Since the FBR was to collect Rs602 billion in May and June to achieve the revised target of Rs2345 billion, which was simply impossible, the government, in order to save the skin of its favourites in the FBR, further slashed the target to Rs2275 billion. Even this proved to be "difficult"! As usual, the tax officials on the command of their bosses started asking for advances from banks, large companies, public sector enterprises (PSEs) and other taxpayers relating to next tax year to minimise the shortfall.

For extorting more funds, the FBR implemented taxation measures announced in budget, even before its approval by the Parliament, through Statutory Regulatory Orders (SROs). It issued SRO 420 to impose 17 per cent sales tax on imported leather goods and garments. Through SRO 421, the FBR increased sales tax on steel melters and re-rollers to Rs7 per electricity unit, up from Rs4. It also increased sales tax on supply of ship plates to Rs6,700 per ton from Rs5,862.

According to some insiders, who requested to be anonymous, the FBR top notches collected around Rs2266 billion by the end of fiscal year 2013-14 that included blocked refunds of Rs150 billion, if not more, and through securing advances of over Rs40 billion from various taxpayers, notably banks and PSEs. It is height of fiscal gerrymandering! It is the high time that National Assembly, Senate and Public Accounts Committee take cognizance of the matter and demand audit of the FBR’s revenue collection by an accounting firm of international standing.

The rich and mighty do not pay income tax on their real incomes. The FBR itself admitted in the past that there were about 3.6 million such rich people who were not filing even tax returns!

The Chairman FBR in the face of growing criticism over failure to achieve original target of Rs2475 billion openly blamed it on budget-makers saying that "we proposed the figure of Rs2344 billion only". He got the target revised downward twice to Rs2275 and claimed that "any collection below Rs2344 billion was "due to a decline of 10 per cent in goods import while the appreciating rupee also hurt collection at the import stage". He revealed that "41 per cent of total revenues are received at the import stage".

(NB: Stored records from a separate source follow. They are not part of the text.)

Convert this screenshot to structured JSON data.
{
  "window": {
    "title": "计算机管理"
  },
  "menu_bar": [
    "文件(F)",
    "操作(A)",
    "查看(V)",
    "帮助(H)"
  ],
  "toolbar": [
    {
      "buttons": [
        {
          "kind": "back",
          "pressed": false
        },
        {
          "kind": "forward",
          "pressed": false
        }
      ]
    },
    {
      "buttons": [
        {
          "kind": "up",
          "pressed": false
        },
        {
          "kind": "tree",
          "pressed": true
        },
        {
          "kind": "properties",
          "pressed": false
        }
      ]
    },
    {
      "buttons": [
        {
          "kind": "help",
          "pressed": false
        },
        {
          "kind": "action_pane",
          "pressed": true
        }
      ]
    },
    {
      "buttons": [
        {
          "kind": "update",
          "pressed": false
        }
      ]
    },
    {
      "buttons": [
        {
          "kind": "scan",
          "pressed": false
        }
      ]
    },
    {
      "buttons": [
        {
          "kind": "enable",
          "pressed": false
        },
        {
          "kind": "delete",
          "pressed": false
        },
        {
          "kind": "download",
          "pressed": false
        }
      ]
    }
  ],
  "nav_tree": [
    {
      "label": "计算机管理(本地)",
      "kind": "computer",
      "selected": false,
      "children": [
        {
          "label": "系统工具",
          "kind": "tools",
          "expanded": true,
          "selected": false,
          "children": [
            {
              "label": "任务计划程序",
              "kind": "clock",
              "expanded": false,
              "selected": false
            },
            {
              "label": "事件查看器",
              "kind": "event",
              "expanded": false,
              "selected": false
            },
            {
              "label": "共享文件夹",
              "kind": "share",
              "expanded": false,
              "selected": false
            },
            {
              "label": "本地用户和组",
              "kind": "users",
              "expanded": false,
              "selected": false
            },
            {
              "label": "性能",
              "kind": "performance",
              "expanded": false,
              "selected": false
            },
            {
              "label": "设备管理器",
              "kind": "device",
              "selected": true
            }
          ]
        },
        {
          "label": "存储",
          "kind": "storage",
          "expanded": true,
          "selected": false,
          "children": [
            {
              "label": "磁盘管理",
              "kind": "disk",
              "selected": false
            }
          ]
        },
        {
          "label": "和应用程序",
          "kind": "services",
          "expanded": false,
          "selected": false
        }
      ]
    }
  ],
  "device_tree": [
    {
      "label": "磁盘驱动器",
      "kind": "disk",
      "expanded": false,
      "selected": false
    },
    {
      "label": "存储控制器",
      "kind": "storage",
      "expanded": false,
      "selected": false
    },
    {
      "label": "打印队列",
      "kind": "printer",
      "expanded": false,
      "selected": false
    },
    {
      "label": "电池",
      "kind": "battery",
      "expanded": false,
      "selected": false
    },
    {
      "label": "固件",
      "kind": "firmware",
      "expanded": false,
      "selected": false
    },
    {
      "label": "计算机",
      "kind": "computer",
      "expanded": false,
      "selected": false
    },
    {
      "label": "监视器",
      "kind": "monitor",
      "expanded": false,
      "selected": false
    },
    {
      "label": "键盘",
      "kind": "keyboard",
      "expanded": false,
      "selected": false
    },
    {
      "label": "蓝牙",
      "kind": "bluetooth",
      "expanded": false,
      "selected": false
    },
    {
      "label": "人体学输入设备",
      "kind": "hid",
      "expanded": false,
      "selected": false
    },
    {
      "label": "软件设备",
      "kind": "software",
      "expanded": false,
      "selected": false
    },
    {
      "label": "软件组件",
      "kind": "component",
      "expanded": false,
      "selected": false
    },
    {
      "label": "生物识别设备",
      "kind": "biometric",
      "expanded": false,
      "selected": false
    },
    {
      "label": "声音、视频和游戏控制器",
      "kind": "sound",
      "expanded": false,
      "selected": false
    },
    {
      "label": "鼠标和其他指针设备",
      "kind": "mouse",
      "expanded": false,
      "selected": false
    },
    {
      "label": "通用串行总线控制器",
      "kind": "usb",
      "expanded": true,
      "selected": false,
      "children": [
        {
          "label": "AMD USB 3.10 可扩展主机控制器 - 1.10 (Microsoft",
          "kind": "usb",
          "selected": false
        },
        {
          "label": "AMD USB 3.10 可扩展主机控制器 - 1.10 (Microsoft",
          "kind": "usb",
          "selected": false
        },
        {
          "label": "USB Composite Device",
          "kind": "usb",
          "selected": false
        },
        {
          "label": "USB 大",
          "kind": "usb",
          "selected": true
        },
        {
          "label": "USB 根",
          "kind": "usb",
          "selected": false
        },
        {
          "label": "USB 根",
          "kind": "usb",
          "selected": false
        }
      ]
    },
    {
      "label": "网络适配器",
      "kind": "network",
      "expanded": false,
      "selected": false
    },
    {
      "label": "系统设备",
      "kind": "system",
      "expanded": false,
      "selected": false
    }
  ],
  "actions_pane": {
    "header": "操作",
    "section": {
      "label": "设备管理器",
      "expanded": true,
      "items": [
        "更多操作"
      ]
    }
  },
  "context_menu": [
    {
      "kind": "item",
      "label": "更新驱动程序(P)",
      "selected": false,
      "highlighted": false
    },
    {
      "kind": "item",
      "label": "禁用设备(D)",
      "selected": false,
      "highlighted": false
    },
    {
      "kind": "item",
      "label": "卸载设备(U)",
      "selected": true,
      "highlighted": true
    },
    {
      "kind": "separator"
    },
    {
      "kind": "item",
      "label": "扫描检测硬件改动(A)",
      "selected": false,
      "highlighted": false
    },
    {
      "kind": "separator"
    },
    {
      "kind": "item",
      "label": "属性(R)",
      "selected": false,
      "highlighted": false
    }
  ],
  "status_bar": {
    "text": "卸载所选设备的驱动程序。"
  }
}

The statement of the chairman confirmed the real dilemma of the country’s tax base -- the rich and mighty do not pay income tax and 90 per cent collection of the FBR comes from indirect taxes, withholding tax regime under the Income Tax Ordinance, 2001 and voluntary payments (advance tax relates to next fiscal year)!

The FBR’s stalwarts would certainly claim that tax collection of Rs2260 was a "big achievement" as compared to fiscal year 2012-13 when it failed to collect the three times downward-revised budget. The massive shortfall of Rs444 billion in 2012-13 pushed fiscal deficit to 8 per cent against the budgeted target of 4.7 per cent of GDP. The FBR collected only Rs1936 billion against the target of Rs2381 billion -- at 3 per cent, it was the lowest growth in 13 years.

In fiscal year 2011-12, there was a shortfall of Rs75 billion, even though the target was revised downward to Rs1952 billion. In 2010-11, the shortfall was Rs38 billion, but the then Chairman FBR made a false claim of collecting Rs1590.4 billion against the revised target of Rs1588 billion. The media exposed manipulation of figures and later the FBR retreated and admitted that actual collection was only Rs1550 billion. Strangely, nobody was punished even after confession of cheating and fraud in showing exaggerated collection figures.

The main reason of low revenue collection is weak fiscal management and policies of appeasement towards tax evaders. Pakistan has one of the lowest tax-to-GDP ratios in the world and there is general unwillingness to pay taxes due to poor public service delivery and because of unfairness in the tax system.

The main beneficiaries of taxpayers’ money are ruling elites -- militro-judicial-civil complex, politicians-cum-businessmen and absentee landlords. The billions are forgone as perks and benefits for the elites and the governments keep on appeasing the rich and mighty through various amnesty schemes. This dissuades the people from paying taxes as they know that their money will not be spent for public welfare -- the state has miserably failed to protect the life and property of the people and provide them basic facilities like clean drinking water, health, education, electricity, transport and housing.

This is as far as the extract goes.